Robbie credits his mother Betty for that square deal mentality, and her love of wildflowers for Reid’s visual signature. Every summer, for as long as anyone could remember, thousands of brilliant orange flowers took over that entire chain link fence — perhaps the finest swath of cosmos in all of Atlanta. Swarming with bees and butterflies. Beacons of beauty and grace, growing up through the cracks. Intentional, not accidental. A reminder for Betty Reid of her country childhood. Any summer morning you walked out the front door of Home grown, full of Comfy Chicken Biscuit, and looked off to your right, there they were, glowing in the slant morning sun. Sublime.

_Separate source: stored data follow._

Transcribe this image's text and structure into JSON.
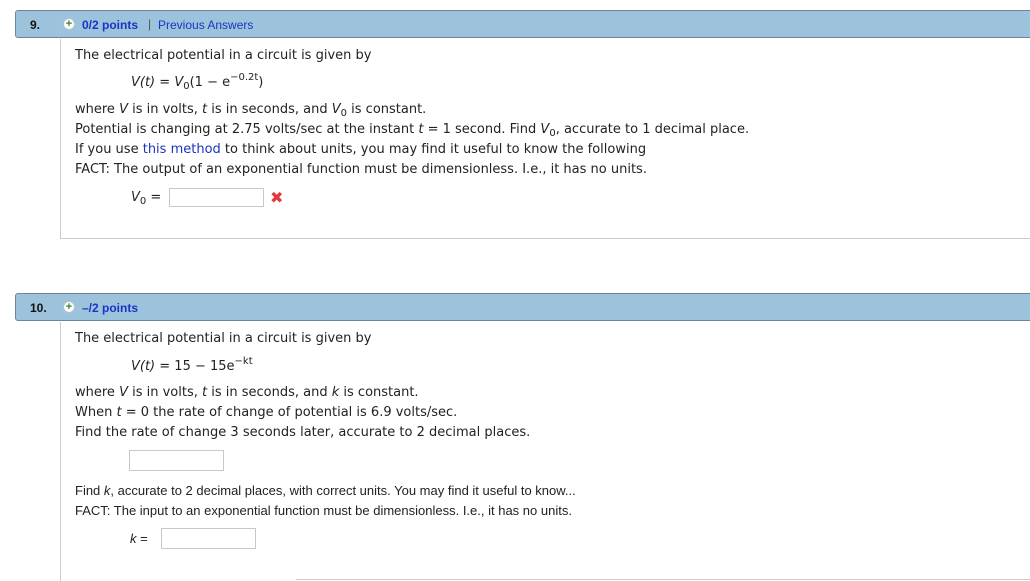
{
  "questions": [
    {
      "number": "9.",
      "plus_icon": "+",
      "points": "0/2 points",
      "separator": "|",
      "previous_answers": "Previous Answers",
      "intro": "The electrical potential in a circuit is given by",
      "formula": {
        "lhs": "V(t)",
        "eq": " = ",
        "v": "V",
        "v_sub": "0",
        "rest": "(1 − e",
        "exp": "−0.2t",
        "close": ")"
      },
      "line1": {
        "a": "where ",
        "V": "V",
        "b": " is in volts, ",
        "t": "t",
        "c": " is in seconds, and ",
        "V0": "V",
        "V0_sub": "0",
        "d": " is constant."
      },
      "line2": {
        "a": "Potential is changing at 2.75 volts/sec at the instant ",
        "t": "t",
        "b": " = 1 second. Find ",
        "V0": "V",
        "V0_sub": "0",
        "c": ", accurate to 1 decimal place."
      },
      "line3": {
        "a": "If you use ",
        "link": "this method",
        "b": " to think about units, you may find it useful to know the following"
      },
      "line4": "FACT: The output of an exponential function must be dimensionless. I.e., it has no units.",
      "answer_label": {
        "v": "V",
        "sub": "0",
        "eq": " ="
      },
      "answer_value": "",
      "status_icon": "✖"
    },
    {
      "number": "10.",
      "plus_icon": "+",
      "points": "–/2 points",
      "intro": "The electrical potential in a circuit is given by",
      "formula": {
        "lhs": "V(t)",
        "eq": " = 15 − 15e",
        "exp": "−kt"
      },
      "line1": {
        "a": "where ",
        "V": "V",
        "b": " is in volts, ",
        "t": "t",
        "c": " is in seconds, and ",
        "k": "k",
        "d": " is constant."
      },
      "line2": {
        "a": "When ",
        "t": "t",
        "b": " = 0 the rate of change of potential is 6.9 volts/sec."
      },
      "line3": "Find the rate of change 3 seconds later, accurate to 2 decimal places.",
      "answer1_value": "",
      "line4": {
        "a": "Find ",
        "k": "k",
        "b": ", accurate to 2 decimal places, with correct units. You may find it useful to know..."
      },
      "line5": "FACT: The input to an exponential function must be dimensionless. I.e., it has no units.",
      "answer_label": {
        "k": "k",
        "eq": " ="
      },
      "answer2_value": ""
    }
  ]
}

A love letter to Reid’s Seeds
I’m not mad that Reid’s closed. They had a great run, went out on their own terms. Nothing lasts forever. And it’s super that our neighborhood is getting denser. I love having all the new neighbors. This is how cities work best.

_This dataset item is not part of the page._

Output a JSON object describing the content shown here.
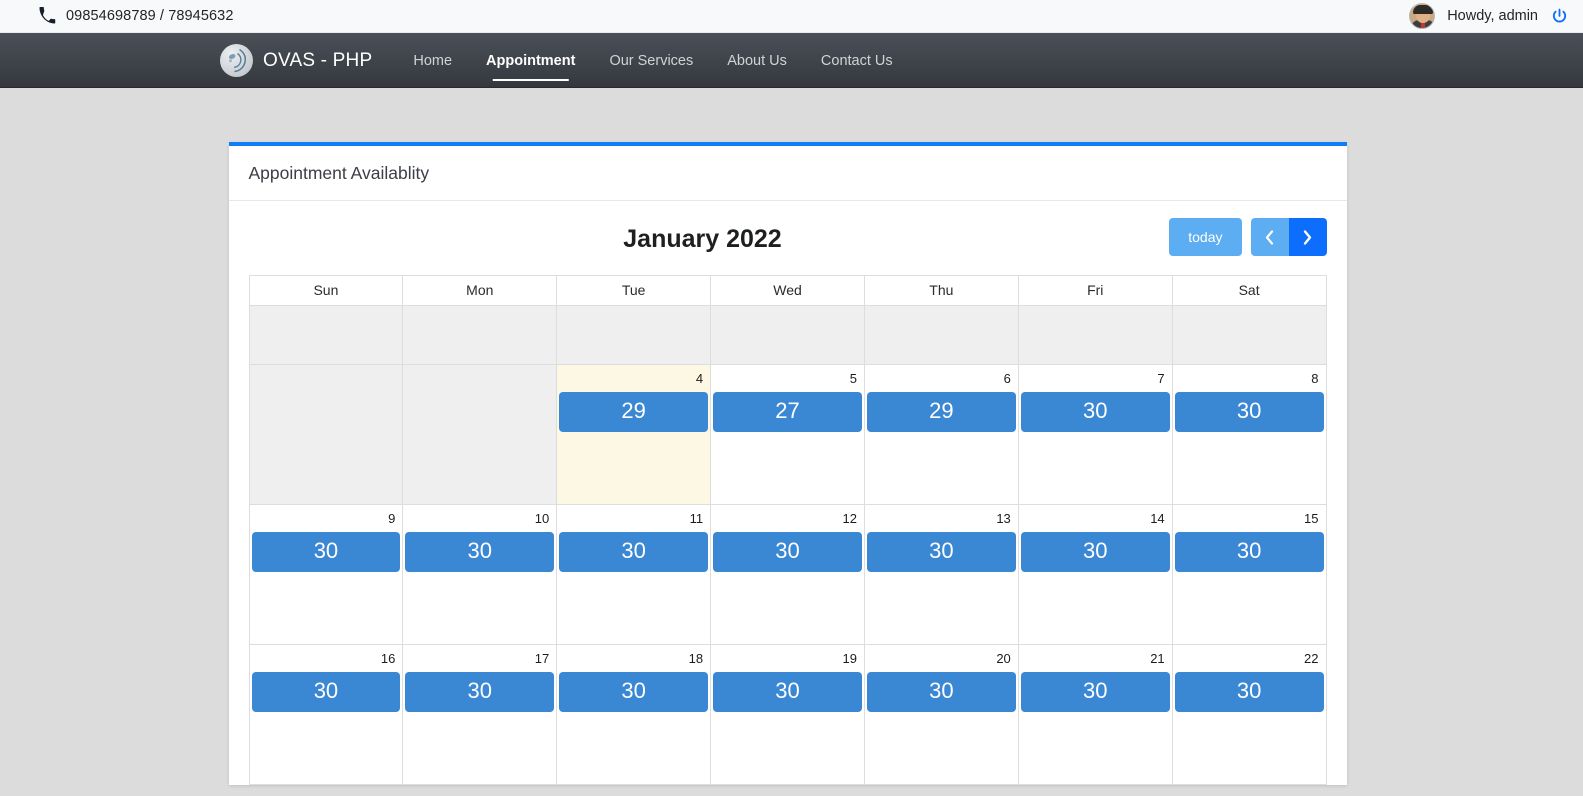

But are there ways to keep the past alive, even as you move into the future? What makes a place a place?
Reynoldstown has long grappled with questions like these. Our household count has tripled in just twenty years, yet essential ineffable things remain. The smell of sidewalk barbecue from Franklin and Williams. The rattle and clatter of Hulsey Yard. Gathering under the mighty oak tree at ParkGrounds.

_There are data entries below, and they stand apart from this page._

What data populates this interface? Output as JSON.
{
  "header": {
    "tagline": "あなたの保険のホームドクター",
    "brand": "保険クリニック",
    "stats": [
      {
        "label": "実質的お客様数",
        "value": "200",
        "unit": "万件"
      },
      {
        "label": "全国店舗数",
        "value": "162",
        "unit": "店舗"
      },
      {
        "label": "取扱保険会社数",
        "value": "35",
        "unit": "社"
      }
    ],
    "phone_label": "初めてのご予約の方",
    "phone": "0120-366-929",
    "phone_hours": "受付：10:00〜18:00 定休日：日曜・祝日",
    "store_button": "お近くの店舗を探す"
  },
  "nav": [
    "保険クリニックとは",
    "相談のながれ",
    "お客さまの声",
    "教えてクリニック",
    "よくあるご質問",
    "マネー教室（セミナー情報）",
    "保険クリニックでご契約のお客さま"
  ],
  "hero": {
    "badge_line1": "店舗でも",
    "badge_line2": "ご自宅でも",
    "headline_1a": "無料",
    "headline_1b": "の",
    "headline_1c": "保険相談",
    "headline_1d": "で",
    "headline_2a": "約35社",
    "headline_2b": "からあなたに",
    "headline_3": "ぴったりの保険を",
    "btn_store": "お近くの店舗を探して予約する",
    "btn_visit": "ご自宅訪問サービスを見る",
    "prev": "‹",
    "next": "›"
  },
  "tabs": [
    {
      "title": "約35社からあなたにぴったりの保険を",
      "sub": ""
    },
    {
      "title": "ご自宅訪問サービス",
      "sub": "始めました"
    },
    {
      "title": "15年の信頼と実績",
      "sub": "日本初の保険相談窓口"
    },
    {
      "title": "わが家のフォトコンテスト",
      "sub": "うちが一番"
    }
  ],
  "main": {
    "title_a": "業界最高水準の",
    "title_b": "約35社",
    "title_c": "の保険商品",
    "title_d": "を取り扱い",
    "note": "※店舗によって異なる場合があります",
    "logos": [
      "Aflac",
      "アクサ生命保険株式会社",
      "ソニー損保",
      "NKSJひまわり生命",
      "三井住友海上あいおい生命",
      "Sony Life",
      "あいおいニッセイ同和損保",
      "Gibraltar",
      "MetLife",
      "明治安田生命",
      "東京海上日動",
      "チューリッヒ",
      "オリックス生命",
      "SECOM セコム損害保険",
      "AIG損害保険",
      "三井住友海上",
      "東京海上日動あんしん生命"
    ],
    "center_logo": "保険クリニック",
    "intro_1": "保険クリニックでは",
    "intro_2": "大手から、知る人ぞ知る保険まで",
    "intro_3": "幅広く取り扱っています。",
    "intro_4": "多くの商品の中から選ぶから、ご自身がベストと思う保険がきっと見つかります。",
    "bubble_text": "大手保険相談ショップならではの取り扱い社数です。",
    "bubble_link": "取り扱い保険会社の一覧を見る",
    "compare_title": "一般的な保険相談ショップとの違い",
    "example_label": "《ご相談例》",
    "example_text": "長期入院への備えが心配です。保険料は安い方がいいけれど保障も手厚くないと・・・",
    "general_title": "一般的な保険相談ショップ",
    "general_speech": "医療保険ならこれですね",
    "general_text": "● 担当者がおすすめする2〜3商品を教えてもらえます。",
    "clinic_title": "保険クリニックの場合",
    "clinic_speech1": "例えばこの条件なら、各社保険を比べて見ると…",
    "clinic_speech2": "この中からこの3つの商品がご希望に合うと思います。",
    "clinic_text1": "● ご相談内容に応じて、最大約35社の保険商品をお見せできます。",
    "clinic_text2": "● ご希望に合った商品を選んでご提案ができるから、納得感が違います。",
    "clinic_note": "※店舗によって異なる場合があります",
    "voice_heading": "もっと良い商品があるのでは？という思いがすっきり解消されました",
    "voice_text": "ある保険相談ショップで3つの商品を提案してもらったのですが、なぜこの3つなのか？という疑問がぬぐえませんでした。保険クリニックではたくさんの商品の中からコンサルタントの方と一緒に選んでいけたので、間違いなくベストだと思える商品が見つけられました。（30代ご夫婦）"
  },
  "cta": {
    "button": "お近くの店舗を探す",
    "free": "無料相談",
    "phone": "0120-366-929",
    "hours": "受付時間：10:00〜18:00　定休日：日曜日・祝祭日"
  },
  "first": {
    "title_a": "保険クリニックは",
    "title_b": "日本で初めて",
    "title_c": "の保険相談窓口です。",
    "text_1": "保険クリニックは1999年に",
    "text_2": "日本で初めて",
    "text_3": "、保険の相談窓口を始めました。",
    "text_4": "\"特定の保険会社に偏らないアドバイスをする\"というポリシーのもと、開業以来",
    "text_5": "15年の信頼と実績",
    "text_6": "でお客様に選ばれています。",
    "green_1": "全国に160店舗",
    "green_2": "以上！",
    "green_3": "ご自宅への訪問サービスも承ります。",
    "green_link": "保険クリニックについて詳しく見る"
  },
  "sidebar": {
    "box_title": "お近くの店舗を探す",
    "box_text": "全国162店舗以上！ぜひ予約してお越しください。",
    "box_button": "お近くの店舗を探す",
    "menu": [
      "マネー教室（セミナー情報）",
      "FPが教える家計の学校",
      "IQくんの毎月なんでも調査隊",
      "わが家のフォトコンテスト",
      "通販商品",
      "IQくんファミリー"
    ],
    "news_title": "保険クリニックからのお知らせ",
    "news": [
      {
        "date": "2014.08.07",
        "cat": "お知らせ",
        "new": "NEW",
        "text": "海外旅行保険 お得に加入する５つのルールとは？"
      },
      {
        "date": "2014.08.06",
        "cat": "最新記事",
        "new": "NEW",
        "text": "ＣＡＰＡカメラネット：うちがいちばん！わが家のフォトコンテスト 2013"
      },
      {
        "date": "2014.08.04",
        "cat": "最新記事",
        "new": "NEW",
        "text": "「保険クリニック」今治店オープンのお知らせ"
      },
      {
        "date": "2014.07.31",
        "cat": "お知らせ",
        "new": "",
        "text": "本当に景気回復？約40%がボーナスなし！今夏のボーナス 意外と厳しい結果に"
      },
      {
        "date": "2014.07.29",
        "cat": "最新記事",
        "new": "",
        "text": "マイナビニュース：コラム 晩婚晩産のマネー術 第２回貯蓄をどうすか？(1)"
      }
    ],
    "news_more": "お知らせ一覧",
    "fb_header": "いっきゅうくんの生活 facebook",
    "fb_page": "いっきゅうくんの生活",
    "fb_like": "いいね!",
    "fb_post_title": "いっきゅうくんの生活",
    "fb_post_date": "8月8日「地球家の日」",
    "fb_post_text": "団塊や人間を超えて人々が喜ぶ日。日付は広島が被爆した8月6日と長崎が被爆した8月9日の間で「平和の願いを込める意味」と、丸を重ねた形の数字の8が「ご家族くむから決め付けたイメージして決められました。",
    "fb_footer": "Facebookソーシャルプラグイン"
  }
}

Other neighborhoods have stone monuments and brick mansions. Reynoldstown has skinny streets and very nice weeds in chain link fences. The markers still matter.
Now, though, with the bulldozers warming up, our very nice weeds — that flash of orange saying ‘you are here and it is now’ — were at risk. That’s where the Reynoldstown Rangers came in. Born out of porch chats among neighbors, the Rangers are an engine that runs on curiosity, committed to mapping and marking our place, to making neighbors out of strangers. We’d already revived, after 20 years of dormancy, the iconic Reynoldstown Quilters. The Rangers were the perfect stewards for what we dubbed ‘Reid’s Seeds’. Month after month, long into fall, past an unlocked gate magically left standing open, Ranger volunteers harvested the spiky, brown seedheads, dried them out, and packed them into mason jars. Then we waited.
On the first Saturday in spring, a few dozen neighbors gathered, then split off into teams. The Rangers had mapped out thirty sites where the cosmos might thrive — marginal soil, all-day sun, unlikely to be mowed. A bit of chain link fence nearby. Cosmos aren’t natives, but they are good neighbors, thriving in tough spots, pollinating like crazy, reseeding tidily. Lots of the teams were headed by moms, kids in tow. Like Betty Reid, these moms were passing along their love of wildflowers. Their Reynoldstown kids will grow up in a place where a flash of orange signals that it is summer and they are home.